La forme cutanée limitée, plus fréquente, comporte un phénomène de Raynaud évoluant depuis plus de 10 ans, une atteinte tégumentaire réduite aux mains, ou sclérodactylie, à la face, aux avant-bras et aux jambes, ce qui correspond alors au tableau de l'acrosclérose ; on peut aussi y mettre en évidence une atteinte pulmonaire et oesophagienne, des mégacapillaires détectables en capillaroscopie ainsi que des anticorps antinucléaires dans 90% des cas, et, notamment, anticentromère.

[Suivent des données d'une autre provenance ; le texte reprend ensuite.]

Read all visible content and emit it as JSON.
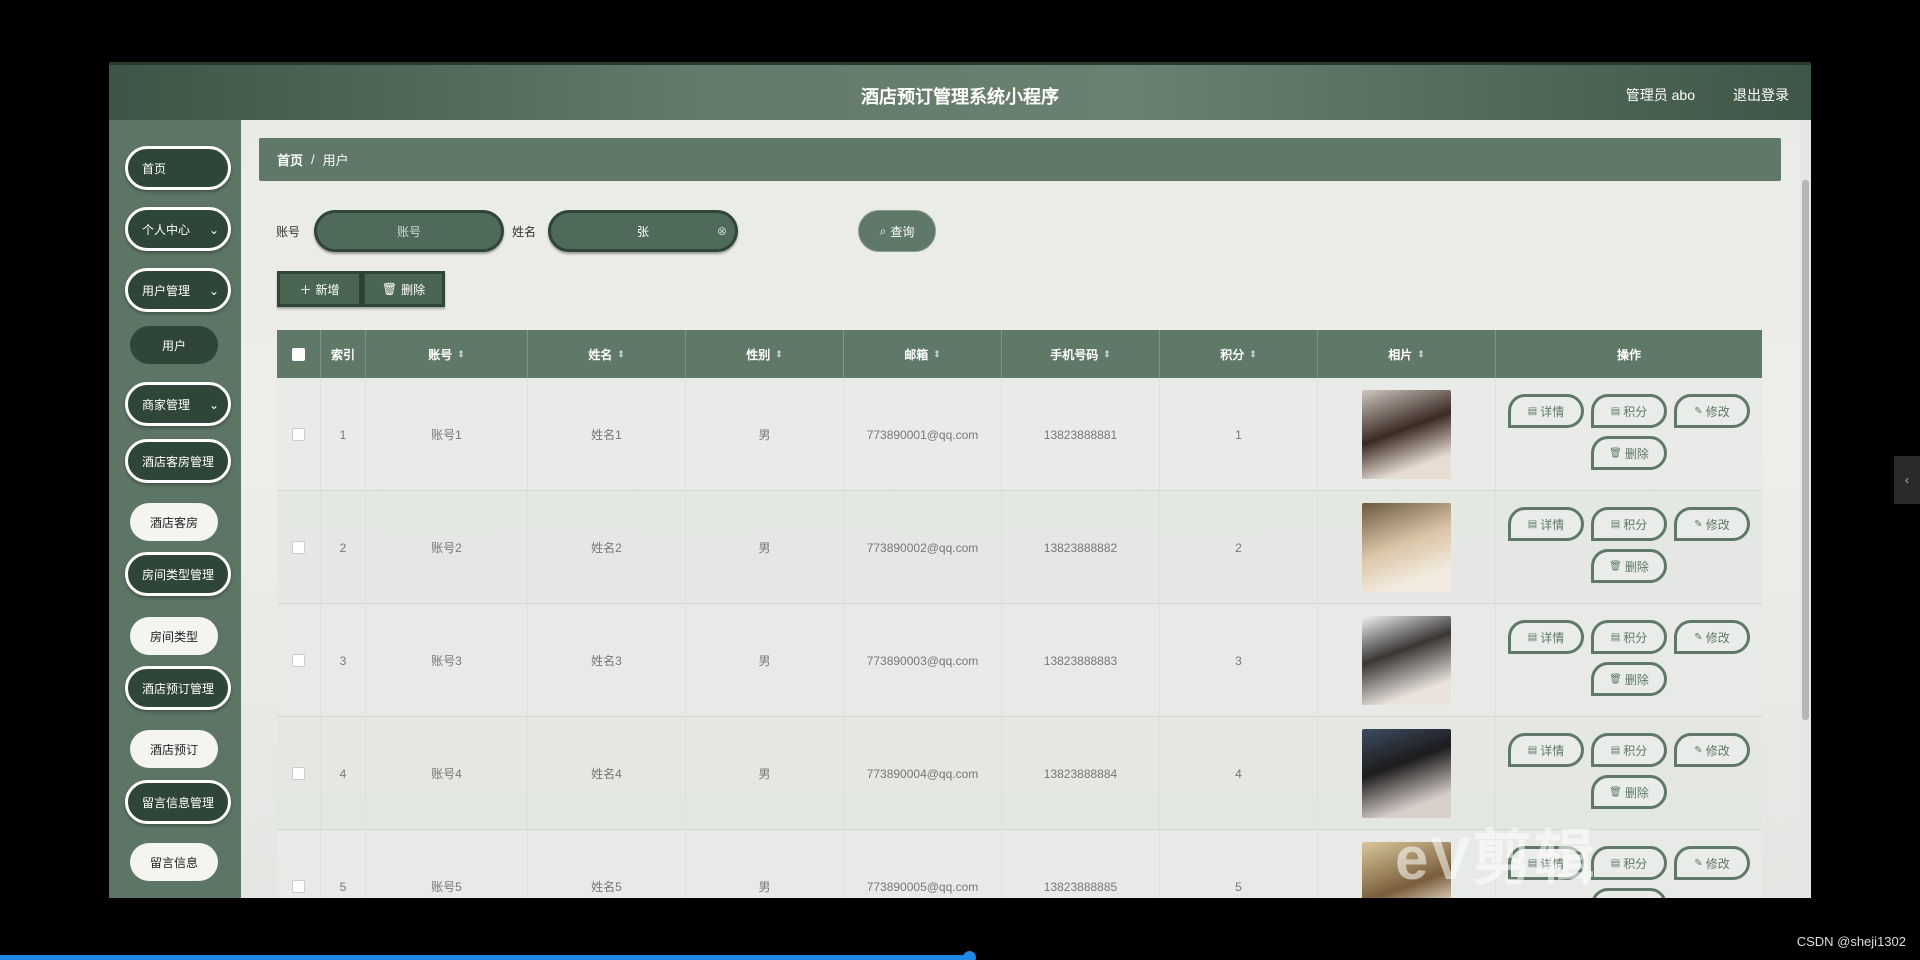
{
  "header": {
    "title": "酒店预订管理系统小程序",
    "admin": "管理员 abo",
    "logout": "退出登录"
  },
  "sidebar": {
    "items": [
      {
        "label": "首页"
      },
      {
        "label": "个人中心"
      },
      {
        "label": "用户管理"
      },
      {
        "label": "用户"
      },
      {
        "label": "商家管理"
      },
      {
        "label": "酒店客房管理"
      },
      {
        "label": "酒店客房"
      },
      {
        "label": "房间类型管理"
      },
      {
        "label": "房间类型"
      },
      {
        "label": "酒店预订管理"
      },
      {
        "label": "酒店预订"
      },
      {
        "label": "留言信息管理"
      },
      {
        "label": "留言信息"
      }
    ]
  },
  "breadcrumb": {
    "home": "首页",
    "sep": "/",
    "current": "用户"
  },
  "search": {
    "account_label": "账号",
    "account_placeholder": "账号",
    "name_label": "姓名",
    "name_value": "张",
    "query_label": "查询"
  },
  "toolbar": {
    "add_label": "新增",
    "delete_label": "删除"
  },
  "table": {
    "headers": {
      "index": "索引",
      "account": "账号",
      "name": "姓名",
      "gender": "性别",
      "email": "邮箱",
      "phone": "手机号码",
      "points": "积分",
      "photo": "相片",
      "ops": "操作"
    },
    "rows": [
      {
        "index": "1",
        "account": "账号1",
        "name": "姓名1",
        "gender": "男",
        "email": "773890001@qq.com",
        "phone": "13823888881",
        "points": "1"
      },
      {
        "index": "2",
        "account": "账号2",
        "name": "姓名2",
        "gender": "男",
        "email": "773890002@qq.com",
        "phone": "13823888882",
        "points": "2"
      },
      {
        "index": "3",
        "account": "账号3",
        "name": "姓名3",
        "gender": "男",
        "email": "773890003@qq.com",
        "phone": "13823888883",
        "points": "3"
      },
      {
        "index": "4",
        "account": "账号4",
        "name": "姓名4",
        "gender": "男",
        "email": "773890004@qq.com",
        "phone": "13823888884",
        "points": "4"
      },
      {
        "index": "5",
        "account": "账号5",
        "name": "姓名5",
        "gender": "男",
        "email": "773890005@qq.com",
        "phone": "13823888885",
        "points": "5"
      }
    ],
    "ops": {
      "detail": "详情",
      "points": "积分",
      "edit": "修改",
      "delete": "删除"
    }
  },
  "footer": {
    "credit": "CSDN @sheji1302",
    "watermark": "eV剪辑"
  },
  "colors": {
    "primary": "#5f7867",
    "dark": "#2f4537",
    "header": "#4b6553"
  }
}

Syn. sclérodermie généralisée (obs.), sclérodermie diffuse, sclérodermie maligne
→ acrosclérose, Raynaud (phénomène de)
sclérodermie thérapeutique l.f.
drug induced scleroderma
Sclérodermie systémique dans la survenue de laquelle de nombreux facteurs iatrogènes sont mis en cause : silicone et paraffine utilisés dans les plasties mammaires, bléomycine, anorexigènes, cocaïne, carbidopa, L-tryptophane (syndrome éosinophilie-myalgie).